The Adobe-Japan1-6 character collection is defined in Adobe Tech Note #5078.

Adobe-Japan1 IVD Collection & Assignments

The purpose of the proposed Adobe-Japan1 IVD collection is to support in Unicode plain text the distinctions which are made by the Adobe-Japan1 Character collection.

This submission covers the content of Adobe-Japan1-6. Future supplements of the Adobe-Japan1 Character Collection, if any, will be addressed by corresponding future submissions to the IVD.

Click here to view the proposed Adobe-Japan1 IVS collection. Click here to view the proposed Adobe-Japan1 IVS sequences. The second file contains 14,639 lines (excluding the header lines).

Note that all Adobe-Japan1-6 kanji, except those twenty seven pointed out above, are given IVS assignments, including those that have only one form assigned. This is to ensure that each Adobe-Japan1-6 kanji can be uniquely and explicitly identified without referencing their default (IVS-less) encoding, and because kanji may be added in future Adobe-Japan1 Supplements that may be variants of such kanji. As an example, observe the single line for the kanji assigned to U+3405 in the collections file: 3405 E0100; Adobe-Japan1; CID+15387

Also note that the highest IVS that is used in U+E010E. It is used with U+9089, meaning that fifteen kanji are assigned to it, and are to be distinguished through the use of IVSes. Below are all fifteen lines for U+9089:
9089 E0100; Adobe-Japan1; CID+6930

9089 E0101; Adobe-Japan1; CID+13407

9089 E0102; Adobe-Japan1; CID+14241

9089 E0103; Adobe-Japan1; CID+14242

9089 E0104; Adobe-Japan1; CID+14243

9089 E0105; Adobe-Japan1; CID+14244

9089 E0106; Adobe-Japan1; CID+14245

9089 E0107; Adobe-Japan1; CID+14246

9089 E0108; Adobe-Japan1; CID+14247

9089 E0109; Adobe-Japan1; CID+14248

9089 E010A; Adobe-Japan1; CID+14249

9089 E010B; Adobe-Japan1; CID+14250

9089 E010C; Adobe-Japan1; CID+14251

9089 E010D; Adobe-Japan1; CID+14252

9089 E010E; Adobe-Japan1; CID+20233
Adobe-Japan1 CIDs are represented as decimal integers.

Representative Glyph Charts

Representative glyphs for the submitted sequences are available in PDF format, in two sets of charts.

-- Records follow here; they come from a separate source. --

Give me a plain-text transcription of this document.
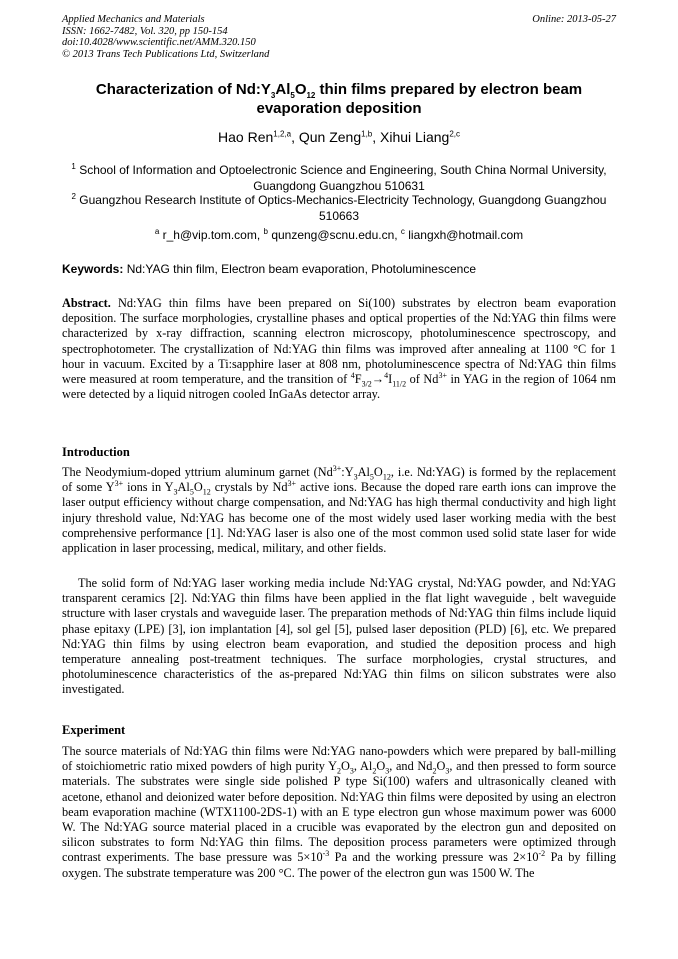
Applied Mechanics and Materials
ISSN: 1662-7482, Vol. 320, pp 150-154
doi:10.4028/www.scientific.net/AMM.320.150
© 2013 Trans Tech Publications Ltd, Switzerland
Online: 2013-05-27
Characterization of $Nd:Y_3Al_5O_{12}$ thin films prepared by electron beam evaporation deposition
Hao Ren$^{1,2,a}$, Qun Zeng$^{1,b}$, Xihui Liang$^{2,c}$
$^1$ School of Information and Optoelectronic Science and Engineering, South China Normal University, Guangdong Guangzhou 510631
$^2$ Guangzhou Research Institute of Optics-Mechanics-Electricity Technology, Guangdong Guangzhou 510663
$^a$ r_h@vip.tom.com, $^b$ qunzeng@scnu.edu.cn, $^c$ liangxh@hotmail.com
Keywords: Nd:YAG thin film, Electron beam evaporation, Photoluminescence
Abstract. Nd:YAG thin films have been prepared on Si(100) substrates by electron beam evaporation deposition. The surface morphologies, crystalline phases and optical properties of the Nd:YAG thin films were characterized by x-ray diffraction, scanning electron microscopy, photoluminescence spectroscopy, and spectrophotometer. The crystallization of Nd:YAG thin films was improved after annealing at 1100 °C for 1 hour in vacuum. Excited by a Ti:sapphire laser at 808 nm, photoluminescence spectra of Nd:YAG thin films were measured at room temperature, and the transition of $^4F_{3/2}\to^4I_{11/2}$ of $Nd^{3+}$ in YAG in the region of 1064 nm were detected by a liquid nitrogen cooled InGaAs detector array.
Introduction
The Neodymium-doped yttrium aluminum garnet ($Nd^{3+}:Y_3Al_5O_{12}$, i.e. Nd:YAG) is formed by the replacement of some $Y^{3+}$ ions in $Y_3Al_5O_{12}$ crystals by $Nd^{3+}$ active ions. Because the doped rare earth ions can improve the laser output efficiency without charge compensation, and Nd:YAG has high thermal conductivity and high light injury threshold value, Nd:YAG has become one of the most widely used laser working media with the best comprehensive performance [1]. Nd:YAG laser is also one of the most common used solid state laser for wide application in laser processing, medical, military, and other fields.
The solid form of Nd:YAG laser working media include Nd:YAG crystal, Nd:YAG powder, and Nd:YAG transparent ceramics [2]. Nd:YAG thin films have been applied in the flat light waveguide , belt waveguide structure with laser crystals and waveguide laser. The preparation methods of Nd:YAG thin films include liquid phase epitaxy (LPE) [3], ion implantation [4], sol gel [5], pulsed laser deposition (PLD) [6], etc. We prepared Nd:YAG thin films by using electron beam evaporation, and studied the deposition process and high temperature annealing post-treatment techniques. The surface morphologies, crystal structures, and photoluminescence characteristics of the as-prepared Nd:YAG thin films on silicon substrates were also investigated.
Experiment
The source materials of Nd:YAG thin films were Nd:YAG nano-powders which were prepared by ball-milling of stoichiometric ratio mixed powders of high purity $Y_2O_3$, $Al_2O_3$, and $Nd_2O_3$, and then pressed to form source materials. The substrates were single side polished P type Si(100) wafers and ultrasonically cleaned with acetone, ethanol and deionized water before deposition. Nd:YAG thin films were deposited by using an electron beam evaporation machine (WTX1100-2DS-1) with an E type electron gun whose maximum power was 6000 W. The Nd:YAG source material placed in a crucible was evaporated by the electron gun and deposited on silicon substrates to form Nd:YAG thin films. The deposition process parameters were optimized through contrast experiments. The base pressure was $5\times 10^{-3}$ Pa and the working pressure was $2\times 10^{-2}$ Pa by filling oxygen. The substrate temperature was 200 °C. The power of the electron gun was 1500 W. The
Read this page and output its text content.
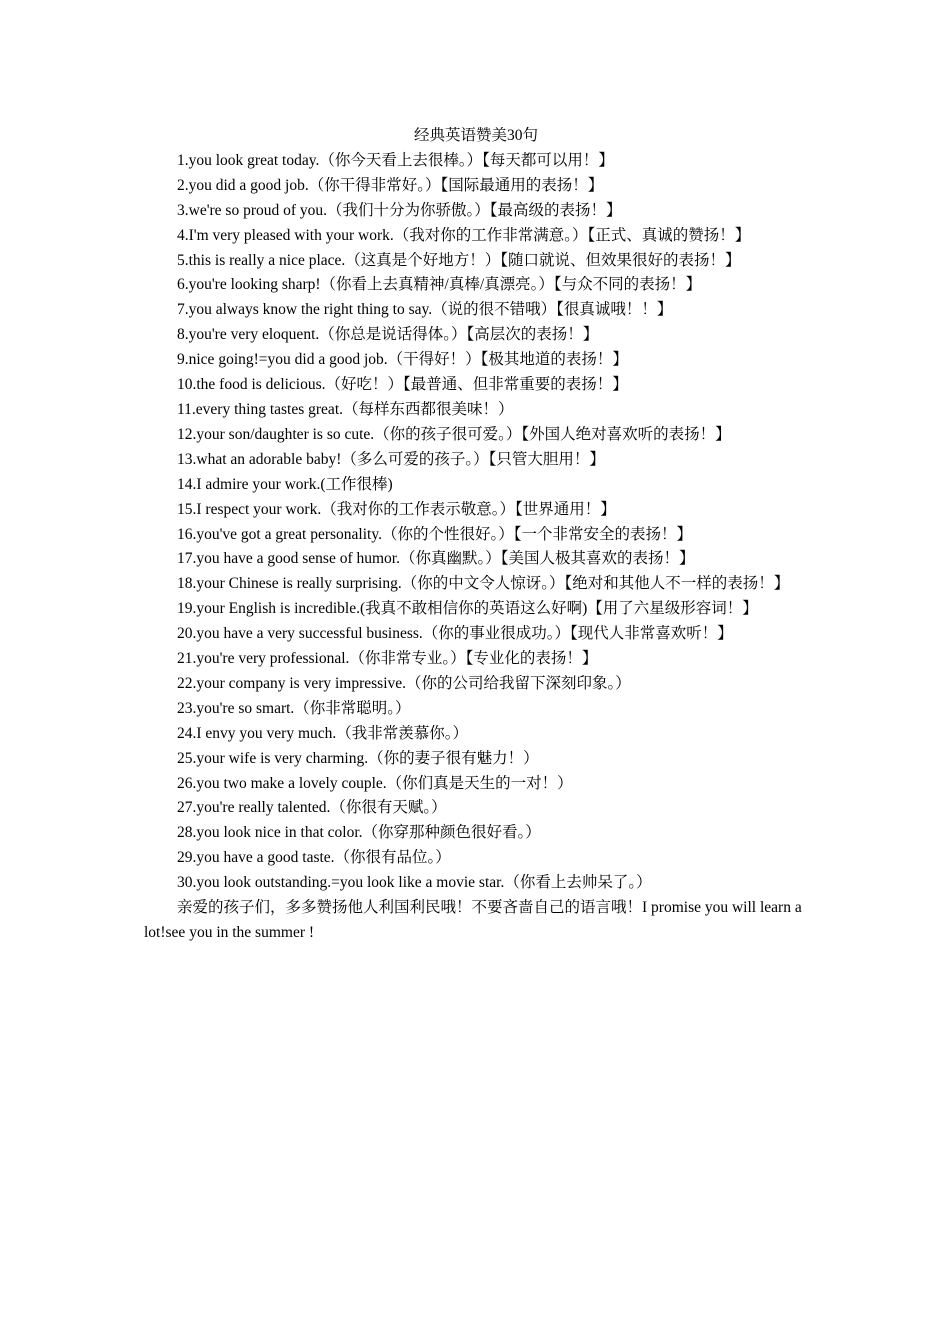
经典英语赞美30句

1.you look great today.（你今天看上去很棒。）【每天都可以用！】

2.you did a good job.（你干得非常好。）【国际最通用的表扬！】

3.we're so proud of you.（我们十分为你骄傲。）【最高级的表扬！】

4.I'm very pleased with your work.（我对你的工作非常满意。）【正式、真诚的赞扬！】

5.this is really a nice place.（这真是个好地方！）【随口就说、但效果很好的表扬！】

6.you're looking sharp!（你看上去真精神/真棒/真漂亮。）【与众不同的表扬！】

7.you always know the right thing to say.（说的很不错哦）【很真诚哦！！】

8.you're very eloquent.（你总是说话得体。）【高层次的表扬！】

9.nice going!=you did a good job.（干得好！）【极其地道的表扬！】

10.the food is delicious.（好吃！）【最普通、但非常重要的表扬！】

11.every thing tastes great.（每样东西都很美味！）

12.your son/daughter is so cute.（你的孩子很可爱。）【外国人绝对喜欢听的表扬！】

13.what an adorable baby!（多么可爱的孩子。）【只管大胆用！】

14.I admire your work.(工作很棒)

15.I respect your work.（我对你的工作表示敬意。）【世界通用！】

16.you've got a great personality.（你的个性很好。）【一个非常安全的表扬！】

17.you have a good sense of humor.（你真幽默。）【美国人极其喜欢的表扬！】

18.your Chinese is really surprising.（你的中文令人惊讶。）【绝对和其他人不一样的表扬！】

19.your English is incredible.(我真不敢相信你的英语这么好啊)【用了六星级形容词！】

20.you have a very successful business.（你的事业很成功。）【现代人非常喜欢听！】

21.you're very professional.（你非常专业。）【专业化的表扬！】

22.your company is very impressive.（你的公司给我留下深刻印象。）

23.you're so smart.（你非常聪明。）

24.I envy you very much.（我非常羡慕你。）

25.your wife is very charming.（你的妻子很有魅力！）

26.you two make a lovely couple.（你们真是天生的一对！）

27.you're really talented.（你很有天赋。）

28.you look nice in that color.（你穿那种颜色很好看。）

29.you have a good taste.（你很有品位。）

30.you look outstanding.=you look like a movie star.（你看上去帅呆了。）

亲爱的孩子们，多多赞扬他人利国利民哦！不要吝啬自己的语言哦！I promise you will learn a lot!see you in the summer !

Both sets show the sequences indexed by their base character, in code point order. The complete charts (4.4MB) show all the submitted sequences. The partial charts (776KB) show only the characters for which multiple sequences are submitted.

Comparison with the previous submission

This submission is a revision of PRI 98. Here is a summary of the changes:

sequences for the following twenty CIDs have been removed: 13763, 13782, 14145, 14174, 14278, 20088, 20096, 20097, 20125, 20141, 20149, 20153, 20156, 20176, 20180, 20194, 20204, 20247, 20256, 20260.
a sequence has been added for CID 12869 (on U+6CE8)
sequences for the following fourteen CIDs have been changed to use a different base character: 13647, 13691, 13747, 13922, 14061, 14109, 14188, 14189, 20128, 20271, 20290,7725, 7872, 8542.
sequences for the following eleven CIDs have been changed as a result of the other changes, to use the first available variation selector: 1229, 2554, 3281, 6163, 13645, 13833, 13967, 14146, 14175, 14228, 20114.

Comments received

This page may be updated from time to time to inform reviewers of some of the comments received.